Médico brinda asistencia las 24 horas a huelguistas de hambre.
El doctor Ronald Wolff está monitoreando a los siete huelguistas de hambre que se encuentran en Brasilia protestando contra el encarcelamiento arbitrario del presidente Lula. Llevan 23 días en ayunas, lo que empieza a requerir un seguimiento especial. Wolff duerme en el mismo alojamiento que los huelguistas para estar disponible ante cualquier incidente que requiera atención urgente.
De Brasil de Fato ¿Cuál es la relación entre la medicina y la lucha política? Para el médico Ronald Wolff, uno de los acompañantes de los siete activistas de movimientos populares en huelga de hambre en Brasilia (DF), el vínculo entre ambos es estrecho y se caracteriza por una interacción constante.
Comprometido con el movimiento por la universalización del derecho a la salud, Wolff es miembro de la Red Nacional de Médicos Populares (RNMMP) y participa activamente en la lucha por los derechos sociales. Este vínculo se ha mantenido fuerte durante décadas, desde los primeros debates sobre la reforma agraria en la Comisión Pastoral de la Tierra, vinculada a la Iglesia Católica, en la década de 1970.
De allí surgieron, por ejemplo, las Romarias da Terra (Peregrinaciones de la Tierra), la afiliación al Partido de los Trabajadores (PT) y una comprensión cada vez más fortalecida de que garantizar la salud pública es una cuestión central en la lucha por los derechos.
interés social
Así, la participación del médico en huelgas de hambre surge como un "proceso natural", según él, de unirse a los trabajadores en diversas luchas. En total, Wolff acompañó cuatro huelgas de activistas en protestas políticas, una experiencia que relatará en un libro que publicará próximamente.
La última protesta de esta naturaleza a la que asistió fue en diciembre de 2017, cuando representantes de diferentes movimientos populares se unieron en una huelga de hambre contra la reforma de las pensiones.
El seguimiento de los huelguistas era diario, las 24 horas del día. En aquel entonces, el profesional aprovechaba sus vacaciones para dedicarse plenamente a la protesta.
Durante la huelga de los siete activistas que exigen, entre otras cosas, la liberación del expresidente Lula (PT), el procedimiento sigue el mismo patrón. El médico incluso duerme en el mismo lugar donde se alojan los huelguistas.
Para Wolff, participar en la huelga es un llamado a la medicina guiado por intereses sociales.
"No me permito tomarme 30 días de vacaciones en la playa. No me permito no participar", dice.
Sin preocuparse por el cansancio que supone el trabajo, el médico destaca que la interacción con los huelguistas y otros activistas es también un momento de "experiencias inolvidables".
Vengo aquí y me reencuentro con compañeros de lucha de hace mucho tiempo. Es un momento en el que me siento como en un retiro espiritual.
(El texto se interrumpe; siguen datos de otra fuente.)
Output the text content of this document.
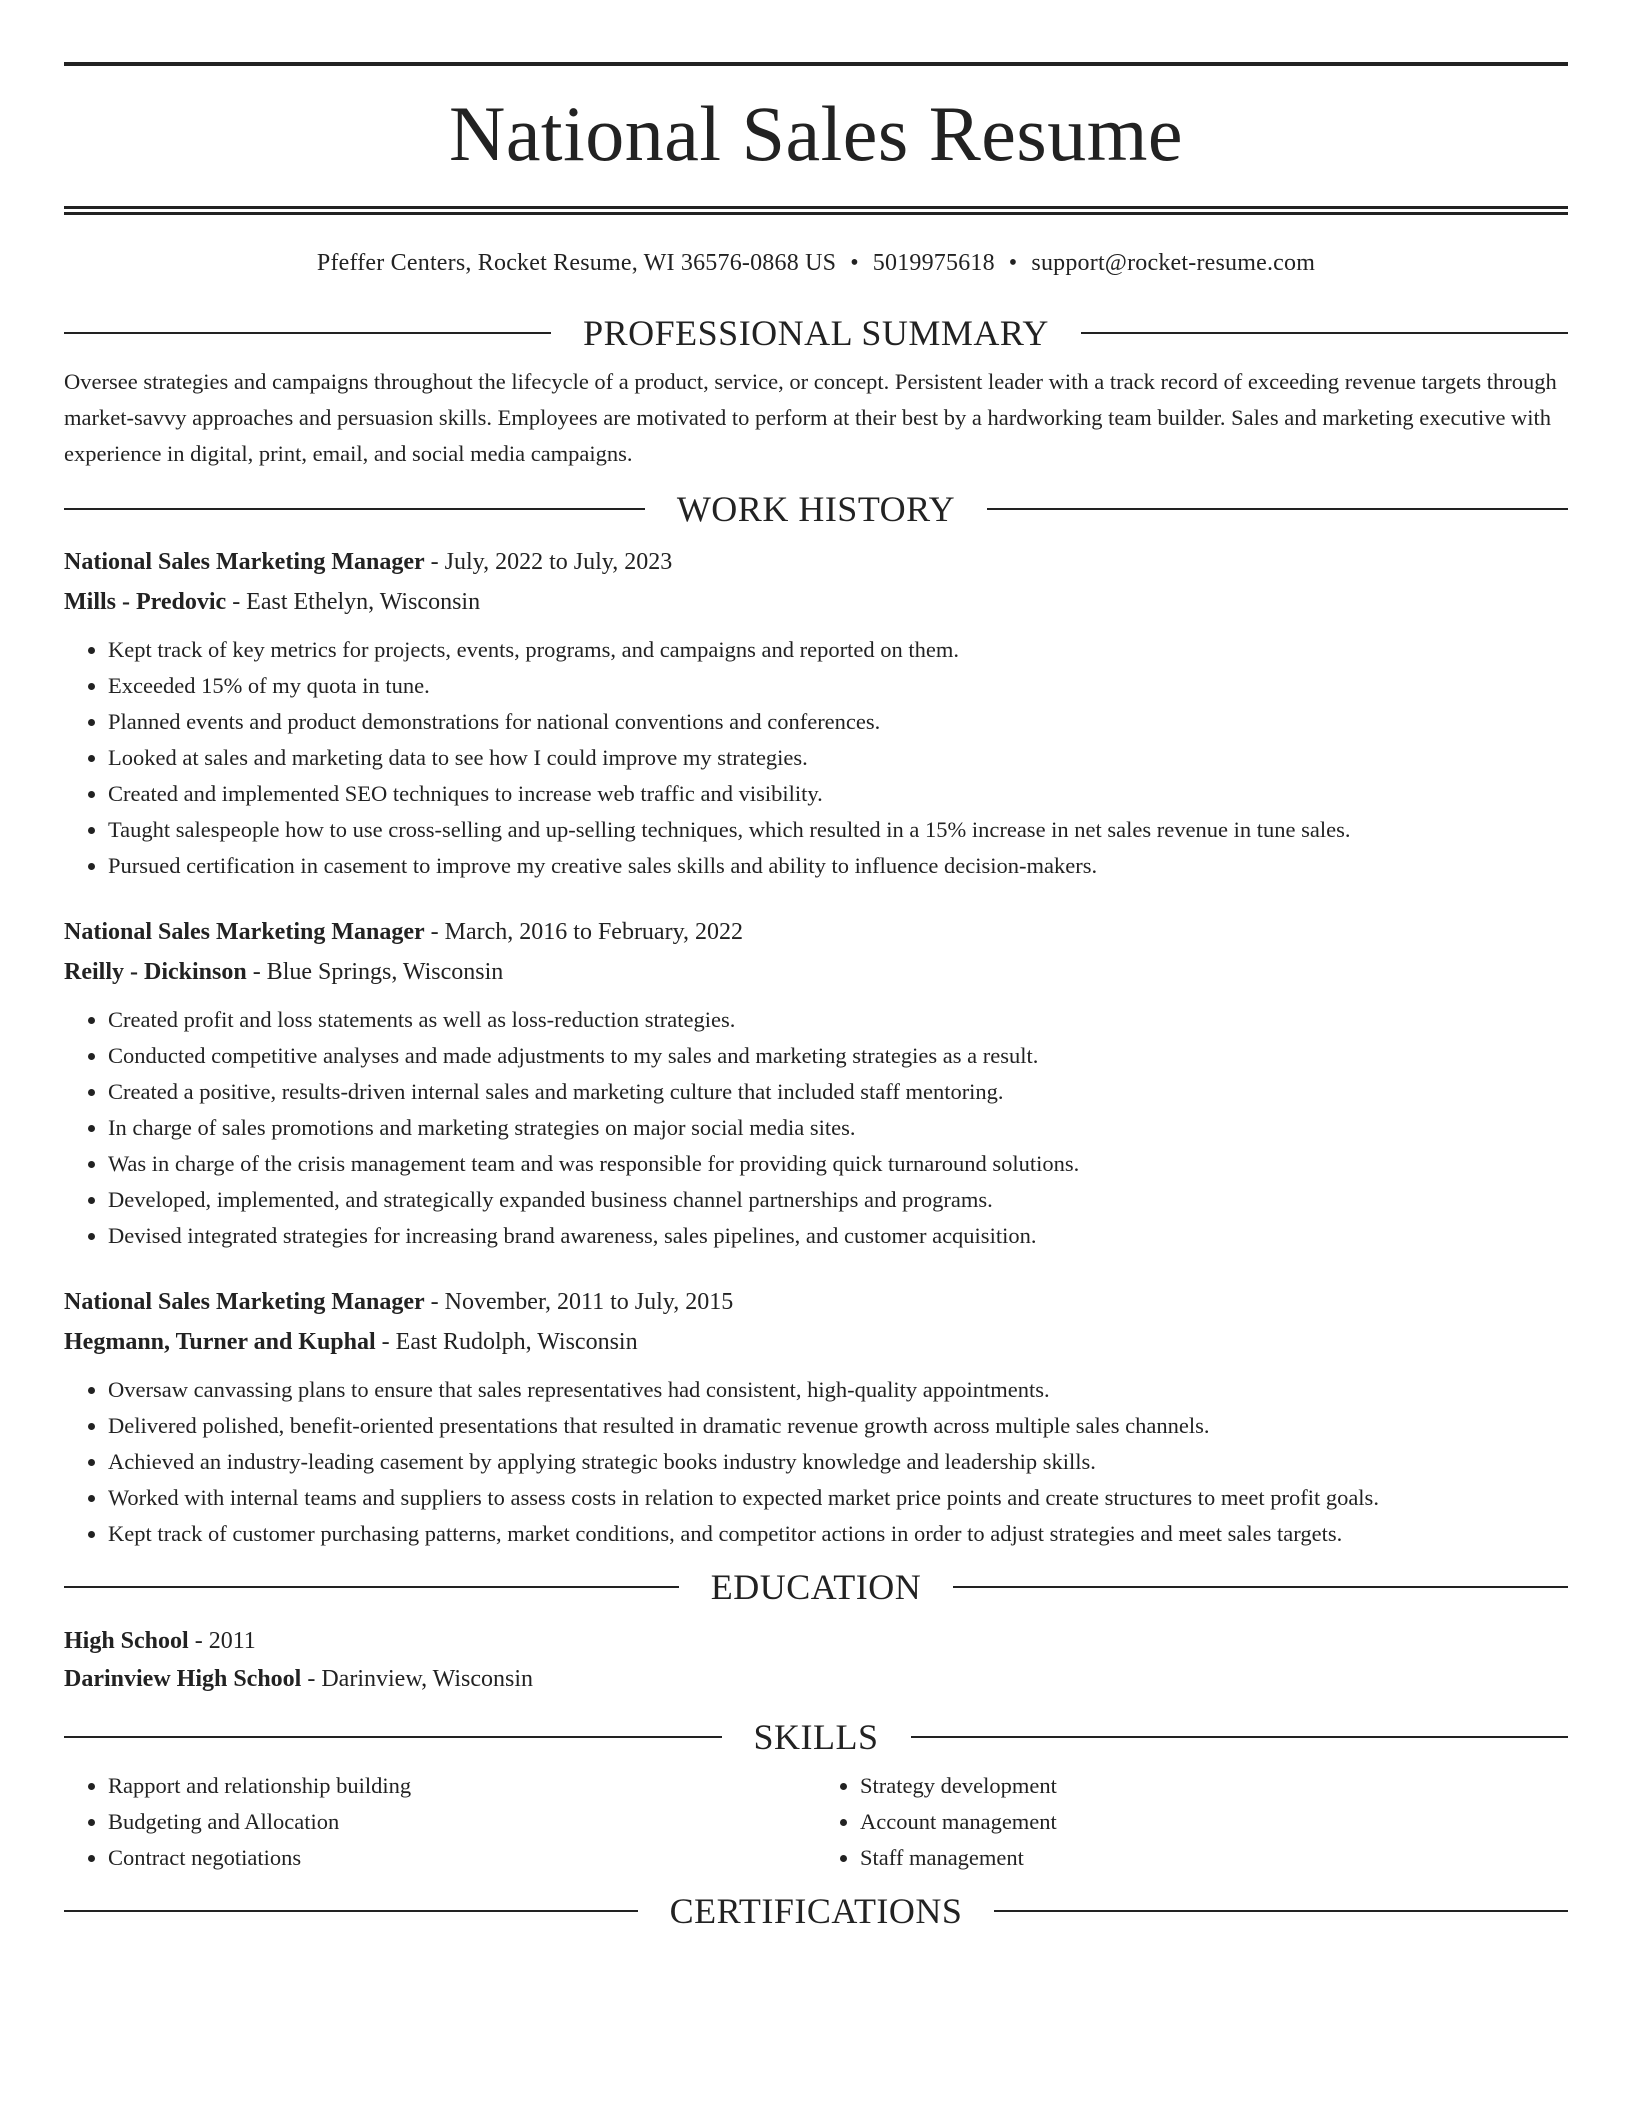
National Sales Resume
Pfeffer Centers, Rocket Resume, WI 36576-0868 US • 5019975618 • support@rocket-resume.com
PROFESSIONAL SUMMARY

Oversee strategies and campaigns throughout the lifecycle of a product, service, or concept. Persistent leader with a track record of exceeding revenue targets through market-savvy approaches and persuasion skills. Employees are motivated to perform at their best by a hardworking team builder. Sales and marketing executive with experience in digital, print, email, and social media campaigns.

WORK HISTORY
National Sales Marketing Manager - July, 2022 to July, 2023
Mills - Predovic - East Ethelyn, Wisconsin
• Kept track of key metrics for projects, events, programs, and campaigns and reported on them.
• Exceeded 15% of my quota in tune.
• Planned events and product demonstrations for national conventions and conferences.
• Looked at sales and marketing data to see how I could improve my strategies.
• Created and implemented SEO techniques to increase web traffic and visibility.
• Taught salespeople how to use cross-selling and up-selling techniques, which resulted in a 15% increase in net sales revenue in tune sales.
• Pursued certification in casement to improve my creative sales skills and ability to influence decision-makers.
National Sales Marketing Manager - March, 2016 to February, 2022
Reilly - Dickinson - Blue Springs, Wisconsin
• Created profit and loss statements as well as loss-reduction strategies.
• Conducted competitive analyses and made adjustments to my sales and marketing strategies as a result.
• Created a positive, results-driven internal sales and marketing culture that included staff mentoring.
• In charge of sales promotions and marketing strategies on major social media sites.
• Was in charge of the crisis management team and was responsible for providing quick turnaround solutions.
• Developed, implemented, and strategically expanded business channel partnerships and programs.
• Devised integrated strategies for increasing brand awareness, sales pipelines, and customer acquisition.
National Sales Marketing Manager - November, 2011 to July, 2015
Hegmann, Turner and Kuphal - East Rudolph, Wisconsin
• Oversaw canvassing plans to ensure that sales representatives had consistent, high-quality appointments.
• Delivered polished, benefit-oriented presentations that resulted in dramatic revenue growth across multiple sales channels.
• Achieved an industry-leading casement by applying strategic books industry knowledge and leadership skills.
• Worked with internal teams and suppliers to assess costs in relation to expected market price points and create structures to meet profit goals.
• Kept track of customer purchasing patterns, market conditions, and competitor actions in order to adjust strategies and meet sales targets.
EDUCATION
High School - 2011
Darinview High School - Darinview, Wisconsin
SKILLS
• Rapport and relationship building
• Budgeting and Allocation
• Contract negotiations
• Strategy development
• Account management
• Staff management
CERTIFICATIONS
Eso me mantiene satisfecho, dice.
Clase obrera
Criado en una familia de seis hermanos en las afueras de Porto Alegre (RS), Ronald Wolff es hijo de un carpintero y una ama de casa que estudió hasta el tercer año de la escuela primaria.
Se enorgullece de mencionar sus propios orígenes y dice que esto es un incentivo para ejercer una medicina comprometida y centrada en los intereses del pueblo.
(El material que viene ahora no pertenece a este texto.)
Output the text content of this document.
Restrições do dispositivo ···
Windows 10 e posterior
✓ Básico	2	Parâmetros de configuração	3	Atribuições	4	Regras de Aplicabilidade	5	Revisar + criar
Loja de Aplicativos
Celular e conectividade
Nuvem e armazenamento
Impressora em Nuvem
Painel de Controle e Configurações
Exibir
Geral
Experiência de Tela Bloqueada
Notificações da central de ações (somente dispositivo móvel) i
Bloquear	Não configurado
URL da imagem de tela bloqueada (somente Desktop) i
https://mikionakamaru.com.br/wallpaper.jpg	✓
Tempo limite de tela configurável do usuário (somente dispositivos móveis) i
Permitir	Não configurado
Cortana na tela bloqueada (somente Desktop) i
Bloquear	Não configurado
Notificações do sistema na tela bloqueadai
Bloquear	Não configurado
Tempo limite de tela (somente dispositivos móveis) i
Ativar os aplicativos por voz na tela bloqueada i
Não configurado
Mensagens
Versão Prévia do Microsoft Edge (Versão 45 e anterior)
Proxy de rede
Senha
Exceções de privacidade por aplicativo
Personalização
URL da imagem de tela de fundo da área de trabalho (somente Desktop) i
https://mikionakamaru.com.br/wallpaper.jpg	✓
En mi profesión hay mucha gente muy buena, pero también hay personas que son hijos de la clase dominante y entonces preguntan: "¿Qué haces viviendo entre esta gente?". Yo soy uno de ellos. Eso es todo", afirma.
De esta comprensión surgen otras preguntas relacionadas con el papel del médico en las huelgas de hambre. Para Wolff, trabajar con activistas implica reconocer al médico como parte de la clase trabajadora.
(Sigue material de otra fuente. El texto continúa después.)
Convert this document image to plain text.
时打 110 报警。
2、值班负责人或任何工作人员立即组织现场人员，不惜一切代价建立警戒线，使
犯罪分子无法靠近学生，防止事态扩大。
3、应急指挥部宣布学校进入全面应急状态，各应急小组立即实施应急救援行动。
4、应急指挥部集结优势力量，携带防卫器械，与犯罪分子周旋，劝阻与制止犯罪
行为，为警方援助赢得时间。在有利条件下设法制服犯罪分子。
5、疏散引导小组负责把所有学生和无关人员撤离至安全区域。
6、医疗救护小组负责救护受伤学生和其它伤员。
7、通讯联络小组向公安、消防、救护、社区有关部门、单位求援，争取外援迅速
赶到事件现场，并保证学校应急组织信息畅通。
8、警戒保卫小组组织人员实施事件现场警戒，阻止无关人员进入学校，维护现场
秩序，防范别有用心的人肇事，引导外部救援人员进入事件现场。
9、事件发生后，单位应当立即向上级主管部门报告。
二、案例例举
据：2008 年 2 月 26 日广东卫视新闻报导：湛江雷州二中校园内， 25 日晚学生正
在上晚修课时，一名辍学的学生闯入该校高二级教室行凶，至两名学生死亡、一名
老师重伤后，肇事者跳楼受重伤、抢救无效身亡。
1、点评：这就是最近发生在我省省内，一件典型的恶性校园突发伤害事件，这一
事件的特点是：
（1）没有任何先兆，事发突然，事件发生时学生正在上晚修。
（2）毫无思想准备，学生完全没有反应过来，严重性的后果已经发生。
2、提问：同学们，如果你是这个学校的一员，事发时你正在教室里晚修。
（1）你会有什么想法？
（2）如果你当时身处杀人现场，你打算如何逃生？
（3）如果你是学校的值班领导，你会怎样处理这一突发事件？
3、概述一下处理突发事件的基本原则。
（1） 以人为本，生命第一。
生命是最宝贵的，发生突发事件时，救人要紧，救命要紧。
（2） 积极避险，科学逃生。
"Si dejamos de ser voluntarios, si dejamos de ser activistas por las causas en las que creemos y en las que participamos, no nos estancamos. Retrocedemos", afirma.
Ronald, que anteriormente fue profesor del curso de medicina de la Universidad Federal de Rio Grande do Sul (UFRGS), trabaja en el Sistema Único de Salud (SUS) en la capital del estado y desarrolla programas de educación en salud en asentamientos de la reforma agraria.